Again, I'm not going to lie. We were not close anymore. Our lives went in different directions over the 11 years I lived in San Francisco and she remained at home. Talking to her on the phone was difficult. She would often watch TV during conversations, and would get distracted and stop talking mid-sentence or I would realize mid-tangent that she wasn't actually listening to me. The only thing we really had in common was complaining about our parents... how nuts my mom is and how cold my dad could be. I regret it now, of course. Hindsight is always 20/20. If I'd known she was going to pass away midlife, I would have made a better effort to remain connected to her.
That January morning of 2004, I wore my black rattan slides to work because nothing else went with my outfit. They smelled badly and were particularly uncomfortable that morning. I remember walking into my office, stepping out of the slides and onto the carpet barefoot, sitting down and turning on my computer. It was one of the only days I was on time to work. I was engrossed in a spreadsheet when the phone rang. It was Amy, and she was crying. I said, "Oh no... did Gaia pass away?" Her cat had been sick. She said, "No. Alicia." I sat there for a moment trying to figure out what she meant. "WHAT?", I said. She choked out, "Alicia... she died this morning." She died from congestive heart failure.

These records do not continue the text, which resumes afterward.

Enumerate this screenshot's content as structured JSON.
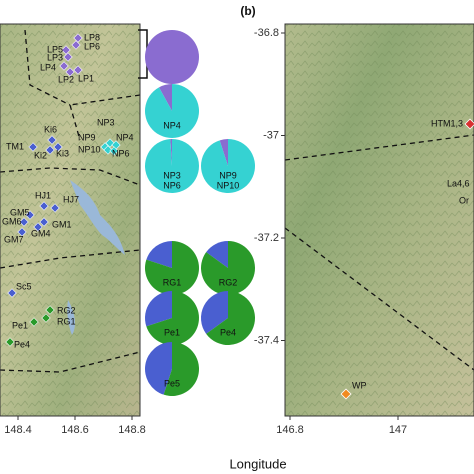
{
  "header": {
    "panel_label": "(b)",
    "x_axis_title": "Longitude"
  },
  "groups": [
    {
      "color": "#8a6cd0"
    },
    {
      "color": "#35d2d2"
    },
    {
      "color": "#4a5fd0"
    },
    {
      "color": "#2a9a2a"
    },
    {
      "color": "#d83030"
    },
    {
      "color": "#f08a20"
    }
  ],
  "left_map": {
    "xticks": [
      148.4,
      148.6,
      148.8
    ],
    "sites": [
      "LP8",
      "LP6",
      "LP5",
      "LP3",
      "LP4",
      "LP2",
      "LP1",
      "NP3",
      "NP9",
      "NP4",
      "NP10",
      "NP6",
      "Ki6",
      "TM1",
      "Ki2",
      "Ki3",
      "HJ1",
      "HJ7",
      "GM5",
      "GM6",
      "GM1",
      "GM4",
      "GM7",
      "Sc5",
      "RG2",
      "RG1",
      "Pe1",
      "Pe4"
    ]
  },
  "right_map": {
    "xticks": [
      146.8,
      147.0
    ],
    "yticks": [
      -36.8,
      -37.0,
      -37.2,
      -37.4
    ],
    "sites": [
      "HTM1,3",
      "La4,6",
      "Or",
      "WP"
    ]
  },
  "pies": [
    {
      "values": [
        100,
        0
      ]
    },
    {
      "label": [
        "NP4"
      ],
      "values": [
        8,
        92
      ]
    },
    {
      "label": [
        "NP3",
        "NP6"
      ],
      "values": [
        1,
        99
      ]
    },
    {
      "label": [
        "NP9",
        "NP10"
      ],
      "values": [
        5,
        95
      ]
    },
    {
      "label": [
        "RG1"
      ],
      "values": [
        20,
        80
      ]
    },
    {
      "label": [
        "RG2"
      ],
      "values": [
        15,
        85
      ]
    },
    {
      "label": [
        "Pe1"
      ],
      "values": [
        30,
        70
      ]
    },
    {
      "label": [
        "Pe4"
      ],
      "values": [
        35,
        65
      ]
    },
    {
      "label": [
        "Pe5"
      ],
      "values": [
        45,
        55
      ]
    }
  ]
}
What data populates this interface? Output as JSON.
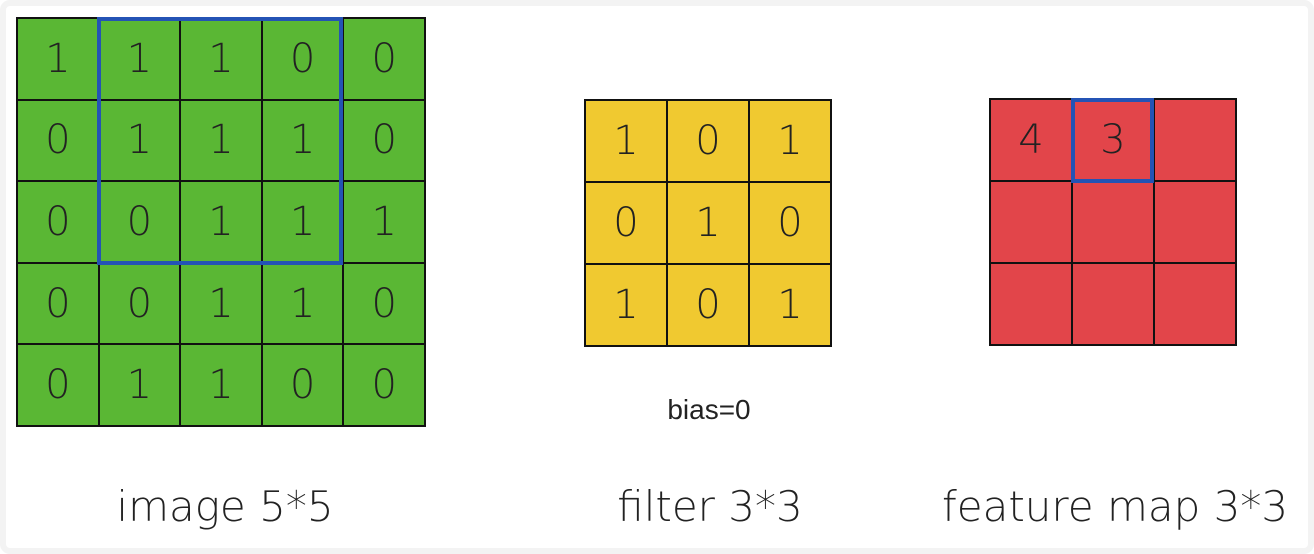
{
  "colors": {
    "image": "#5ab734",
    "filter": "#f0c930",
    "feature": "#e2454a",
    "highlight": "#2453b5",
    "grid_line": "#111111"
  },
  "image": {
    "caption": "image 5*5",
    "cells": [
      [
        "1",
        "1",
        "1",
        "0",
        "0"
      ],
      [
        "0",
        "1",
        "1",
        "1",
        "0"
      ],
      [
        "0",
        "0",
        "1",
        "1",
        "1"
      ],
      [
        "0",
        "0",
        "1",
        "1",
        "0"
      ],
      [
        "0",
        "1",
        "1",
        "0",
        "0"
      ]
    ],
    "highlighted_window": {
      "rows": [
        0,
        2
      ],
      "cols": [
        1,
        3
      ]
    }
  },
  "filter": {
    "caption": "filter 3*3",
    "cells": [
      [
        "1",
        "0",
        "1"
      ],
      [
        "0",
        "1",
        "0"
      ],
      [
        "1",
        "0",
        "1"
      ]
    ],
    "bias_label": "bias=0"
  },
  "feature_map": {
    "caption": "feature map 3*3",
    "cells": [
      [
        "4",
        "3",
        ""
      ],
      [
        "",
        "",
        ""
      ],
      [
        "",
        "",
        ""
      ]
    ],
    "highlighted_cell": {
      "row": 0,
      "col": 1
    }
  }
}
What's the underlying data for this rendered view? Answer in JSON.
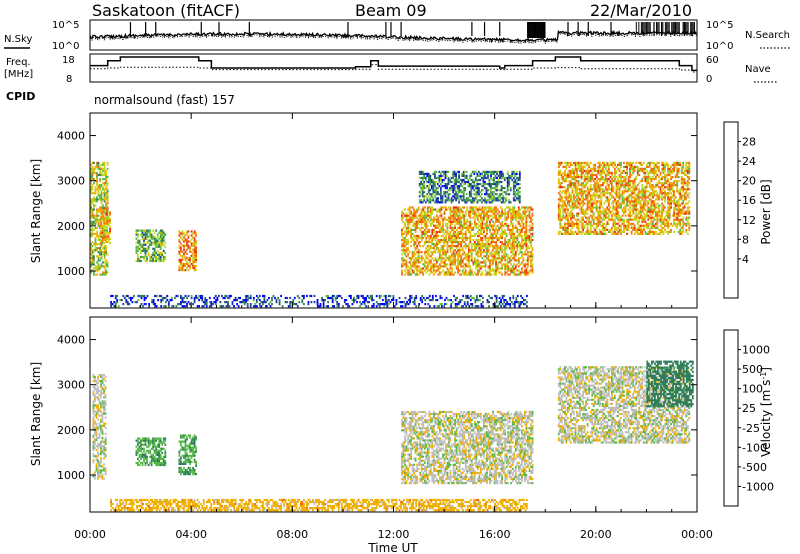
{
  "header": {
    "station": "Saskatoon (fitACF)",
    "beam": "Beam 09",
    "date": "22/Mar/2010"
  },
  "noise_panel": {
    "left_label": "N.Sky",
    "right_label": "N.Search",
    "left_ticks": [
      "10^5",
      "10^0"
    ],
    "right_ticks": [
      "10^5",
      "10^0"
    ]
  },
  "freq_panel": {
    "left_label_1": "Freq.",
    "left_label_2": "[MHz]",
    "left_ticks": [
      "18",
      "8"
    ],
    "right_ticks": [
      "60",
      "0"
    ],
    "right_label": "Nave",
    "cpid_label": "CPID",
    "cpid_value": "normalsound (fast) 157",
    "freq_steps": [
      [
        0,
        14
      ],
      [
        0.7,
        16
      ],
      [
        1.2,
        17.6
      ],
      [
        4.3,
        16
      ],
      [
        4.8,
        13
      ],
      [
        10.5,
        13.5
      ],
      [
        11.1,
        16
      ],
      [
        11.4,
        13.8
      ],
      [
        16.2,
        13
      ],
      [
        16.4,
        14
      ],
      [
        17.5,
        16
      ],
      [
        18.4,
        17.6
      ],
      [
        19.4,
        16
      ],
      [
        23.3,
        14
      ],
      [
        23.8,
        12
      ]
    ],
    "nave_steps": [
      [
        0,
        28
      ],
      [
        0.7,
        30
      ],
      [
        1.2,
        32
      ],
      [
        4.3,
        30
      ],
      [
        4.8,
        26
      ],
      [
        10.5,
        27
      ],
      [
        11.1,
        38
      ],
      [
        11.4,
        27
      ],
      [
        16.2,
        26
      ],
      [
        16.4,
        27
      ],
      [
        17.5,
        30
      ],
      [
        18.4,
        31
      ],
      [
        19.4,
        28
      ],
      [
        23.3,
        25
      ],
      [
        23.8,
        20
      ]
    ]
  },
  "axes": {
    "ylabel": "Slant Range [km]",
    "xlabel": "Time UT",
    "yticks": [
      "1000",
      "2000",
      "3000",
      "4000"
    ],
    "xticks": [
      "00:00",
      "04:00",
      "08:00",
      "12:00",
      "16:00",
      "20:00",
      "00:00"
    ]
  },
  "power_colorbar": {
    "title": "Power [dB]",
    "labels": [
      "28",
      "24",
      "20",
      "16",
      "12",
      "8",
      "4"
    ],
    "colors": [
      "#0000ff",
      "#1f3fa0",
      "#2e7d5a",
      "#58b848",
      "#c0d820",
      "#f0b000",
      "#f07010",
      "#e8300c",
      "#ff0000"
    ]
  },
  "velocity_colorbar": {
    "title": "Velocity [m s^-1]",
    "labels": [
      "1000",
      "500",
      "100",
      "25",
      "-25",
      "-100",
      "-500",
      "-1000"
    ],
    "colors": [
      "#1f3fb0",
      "#2060a0",
      "#2e7d5a",
      "#58b848",
      "#bebebe",
      "#f0b000",
      "#f07010",
      "#e8300c",
      "#ff0000"
    ]
  },
  "chart_data": [
    {
      "type": "heatmap",
      "title": "Power [dB]",
      "x_range_hours": [
        0,
        24
      ],
      "y_range_km": [
        180,
        4500
      ],
      "regions": [
        {
          "t0": 0.0,
          "t1": 0.7,
          "r0": 900,
          "r1": 3400,
          "power": 18
        },
        {
          "t0": 0.4,
          "t1": 0.8,
          "r0": 1600,
          "r1": 2400,
          "power": 22
        },
        {
          "t0": 1.8,
          "t1": 3.0,
          "r0": 1200,
          "r1": 1900,
          "power": 14
        },
        {
          "t0": 3.5,
          "t1": 4.2,
          "r0": 1000,
          "r1": 1900,
          "power": 24
        },
        {
          "t0": 12.3,
          "t1": 17.5,
          "r0": 900,
          "r1": 2400,
          "power": 22
        },
        {
          "t0": 13.0,
          "t1": 17.0,
          "r0": 2500,
          "r1": 3200,
          "power": 10
        },
        {
          "t0": 18.5,
          "t1": 23.7,
          "r0": 1800,
          "r1": 3400,
          "power": 22
        },
        {
          "t0": 0.8,
          "t1": 17.3,
          "r0": 200,
          "r1": 450,
          "power": 6
        }
      ]
    },
    {
      "type": "heatmap",
      "title": "Velocity [m s^-1]",
      "x_range_hours": [
        0,
        24
      ],
      "y_range_km": [
        180,
        4500
      ],
      "regions": [
        {
          "t0": 0.1,
          "t1": 0.6,
          "r0": 900,
          "r1": 3200,
          "velocity": 0
        },
        {
          "t0": 1.8,
          "t1": 3.0,
          "r0": 1200,
          "r1": 1800,
          "velocity": 80
        },
        {
          "t0": 3.5,
          "t1": 4.2,
          "r0": 1000,
          "r1": 1900,
          "velocity": 80
        },
        {
          "t0": 12.3,
          "t1": 17.5,
          "r0": 800,
          "r1": 2400,
          "velocity": 0
        },
        {
          "t0": 18.5,
          "t1": 23.7,
          "r0": 1700,
          "r1": 3400,
          "velocity": 0
        },
        {
          "t0": 22.0,
          "t1": 23.8,
          "r0": 2500,
          "r1": 3500,
          "velocity": 150
        },
        {
          "t0": 0.8,
          "t1": 17.3,
          "r0": 200,
          "r1": 450,
          "velocity": -60
        }
      ]
    }
  ]
}
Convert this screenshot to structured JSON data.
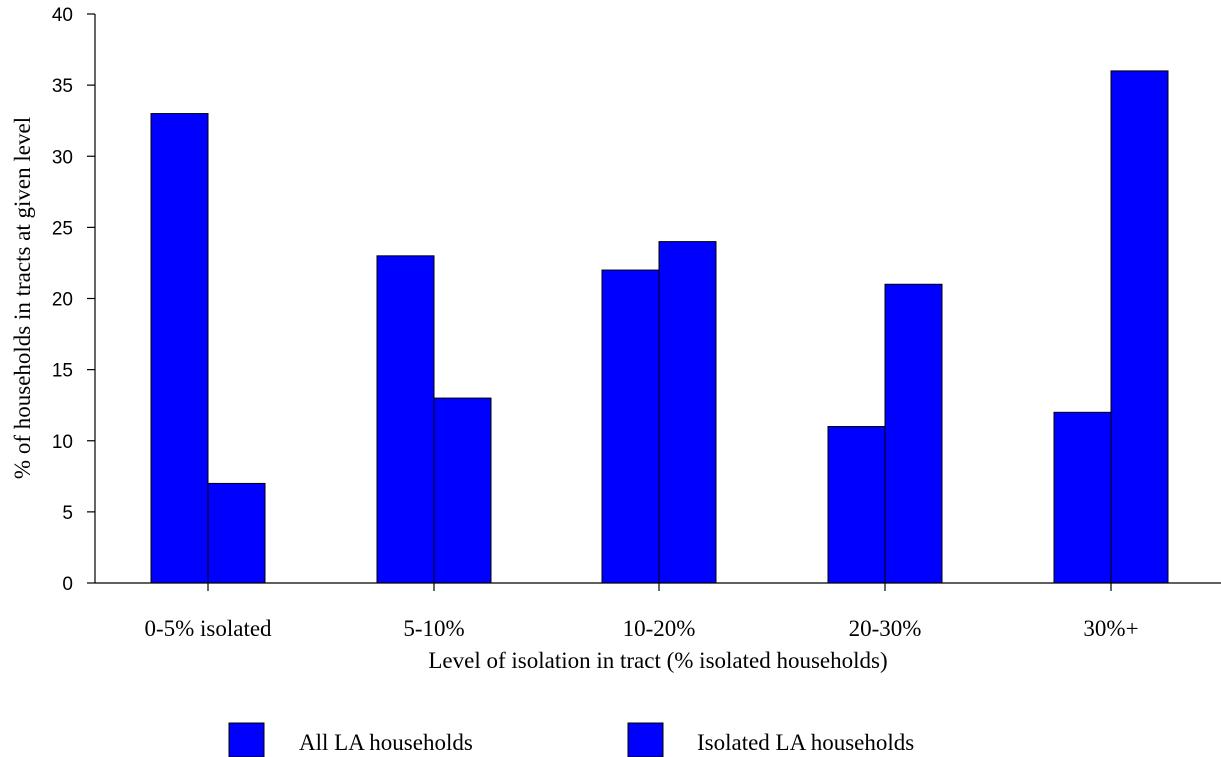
{
  "chart_data": {
    "type": "bar",
    "title": "",
    "xlabel": "Level of isolation in tract (% isolated households)",
    "ylabel": "% of households in tracts at given level",
    "ylim": [
      0,
      40
    ],
    "yticks": [
      0,
      5,
      10,
      15,
      20,
      25,
      30,
      35,
      40
    ],
    "categories": [
      "0-5% isolated",
      "5-10%",
      "10-20%",
      "20-30%",
      "30%+"
    ],
    "series": [
      {
        "name": "All LA households",
        "values": [
          33,
          23,
          22,
          11,
          12
        ],
        "color": "#0000ff"
      },
      {
        "name": "Isolated LA households",
        "values": [
          7,
          13,
          24,
          21,
          36
        ],
        "color": "#0000ff"
      }
    ],
    "grid": false,
    "legend": "bottom"
  }
}
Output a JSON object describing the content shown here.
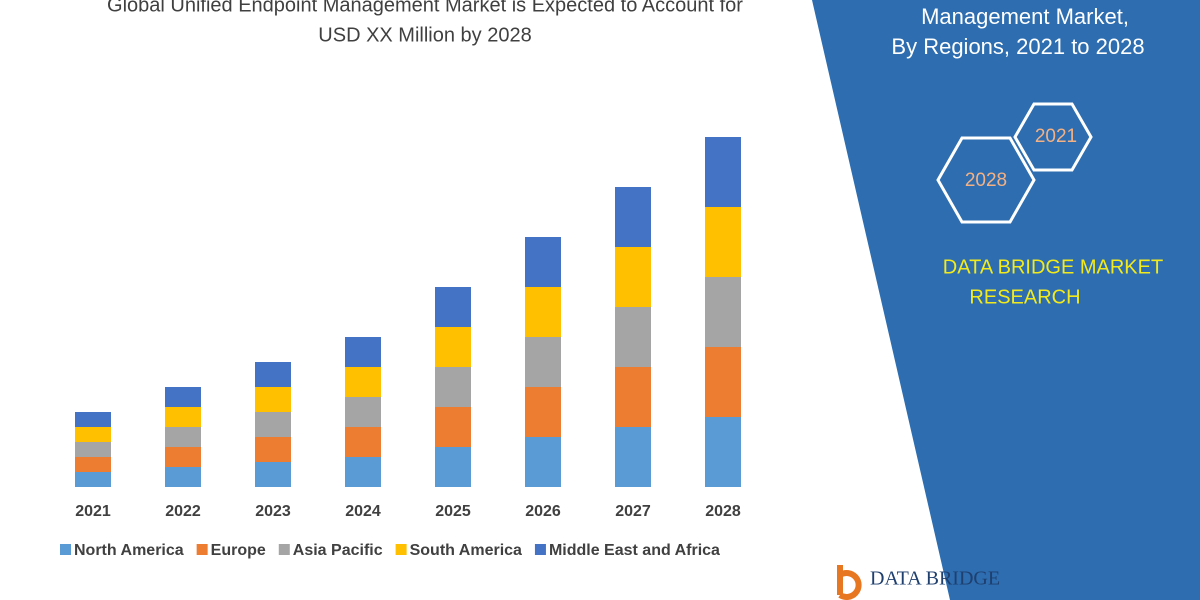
{
  "chart_data": {
    "type": "stacked-bar",
    "title_lines": [
      "Global Unified Endpoint Management Market is Expected to Account for",
      "USD XX Million by 2028"
    ],
    "categories": [
      "2021",
      "2022",
      "2023",
      "2024",
      "2025",
      "2026",
      "2027",
      "2028"
    ],
    "series": [
      {
        "name": "North America",
        "color": "#5b9bd5",
        "values": [
          3,
          4,
          5,
          6,
          8,
          10,
          12,
          14
        ]
      },
      {
        "name": "Europe",
        "color": "#ed7d31",
        "values": [
          3,
          4,
          5,
          6,
          8,
          10,
          12,
          14
        ]
      },
      {
        "name": "Asia Pacific",
        "color": "#a5a5a5",
        "values": [
          3,
          4,
          5,
          6,
          8,
          10,
          12,
          14
        ]
      },
      {
        "name": "South America",
        "color": "#ffc000",
        "values": [
          3,
          4,
          5,
          6,
          8,
          10,
          12,
          14
        ]
      },
      {
        "name": "Middle East and Africa",
        "color": "#4472c4",
        "values": [
          3,
          4,
          5,
          6,
          8,
          10,
          12,
          14
        ]
      }
    ],
    "legend": "bottom"
  },
  "panel": {
    "heading_lines": [
      "Management Market,",
      "By Regions, 2021 to 2028"
    ],
    "hexagons": [
      "2021",
      "2028"
    ],
    "brand_lines": [
      "DATA BRIDGE MARKET",
      "RESEARCH"
    ],
    "logo": "DATA BRIDGE"
  }
}
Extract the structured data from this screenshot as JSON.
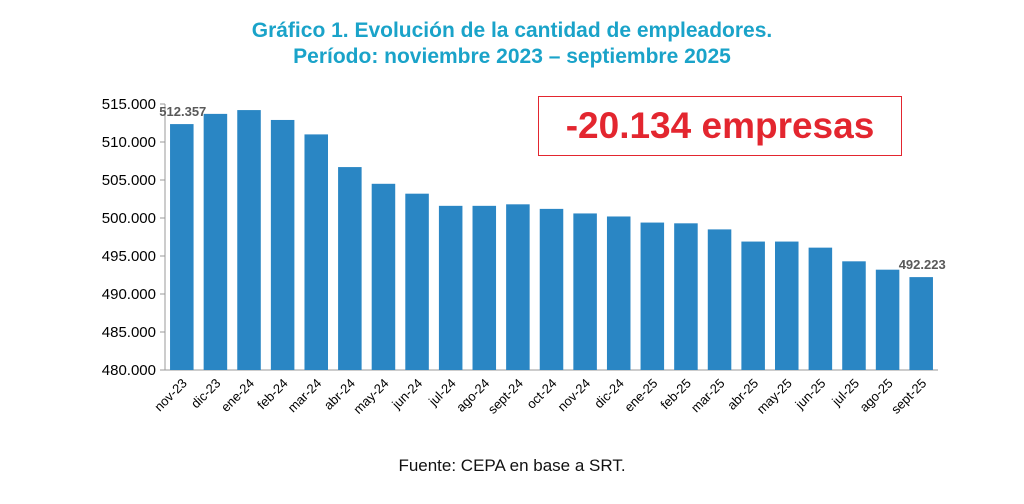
{
  "chart_data": {
    "type": "bar",
    "title": "Gráfico 1. Evolución de la cantidad de empleadores.",
    "subtitle": "Período: noviembre 2023 – septiembre 2025",
    "xlabel": "",
    "ylabel": "",
    "ylim": [
      480000,
      515000
    ],
    "yticks": [
      480000,
      485000,
      490000,
      495000,
      500000,
      505000,
      510000,
      515000
    ],
    "ytick_labels": [
      "480.000",
      "485.000",
      "490.000",
      "495.000",
      "500.000",
      "505.000",
      "510.000",
      "515.000"
    ],
    "categories": [
      "nov-23",
      "dic-23",
      "ene-24",
      "feb-24",
      "mar-24",
      "abr-24",
      "may-24",
      "jun-24",
      "jul-24",
      "ago-24",
      "sept-24",
      "oct-24",
      "nov-24",
      "dic-24",
      "ene-25",
      "feb-25",
      "mar-25",
      "abr-25",
      "may-25",
      "jun-25",
      "jul-25",
      "ago-25",
      "sept-25"
    ],
    "values": [
      512357,
      513700,
      514200,
      512900,
      511000,
      506700,
      504500,
      503200,
      501600,
      501600,
      501800,
      501200,
      500600,
      500200,
      499400,
      499300,
      498500,
      496900,
      496900,
      496100,
      494300,
      493200,
      492223
    ],
    "data_labels": [
      {
        "index": 0,
        "text": "512.357"
      },
      {
        "index": 22,
        "text": "492.223"
      }
    ],
    "bar_color": "#2a86c4",
    "grid": false,
    "legend": "none"
  },
  "annotation": {
    "text": "-20.134 empresas",
    "color": "#e3262f"
  },
  "source": "Fuente: CEPA en base a SRT.",
  "colors": {
    "title": "#1aa3c9",
    "axis": "#999999",
    "label": "#595959"
  }
}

If you've ever endured the loss of someone close to you, or from your close family, then you know exactly what I'm about to say. It's like the earth stops rotating. You question whether - and hope - you're in a dream. You become throbbing numb. You ask, "How did this happen?" because it truly seems beyond reality that you will no longer see this person (or pet), talk to her, for the rest of your life (or ever, depending on what you believe). It was unreal. My supervisor managed the situation, as she managed every situation at that time. She ordered my coworker (ex-crush/FB/BFF, Tim, ACK) to drive me home in my car, because she said I was in no condition to drive. I called Honey Bunny before I left the office. I also booked a flight to Riverside online before I left the office. I could have driven home just fine, if you ask me. I was still thinking clearly then. It would be about two weeks until the truly crushing and seemingly permanent numbness and grief set it.
Five years later, I feel like I'm managing my grief well. Alicia is alive and well in my memory without that memory being linked directly to heartbreak. When I meditate, sometimes she and Euglina make an appearance to say hi. I'm planning an Alicia tattoo for the opposite hip as Euglina's tattoo. Together they serve as inspiration and push me forward in life.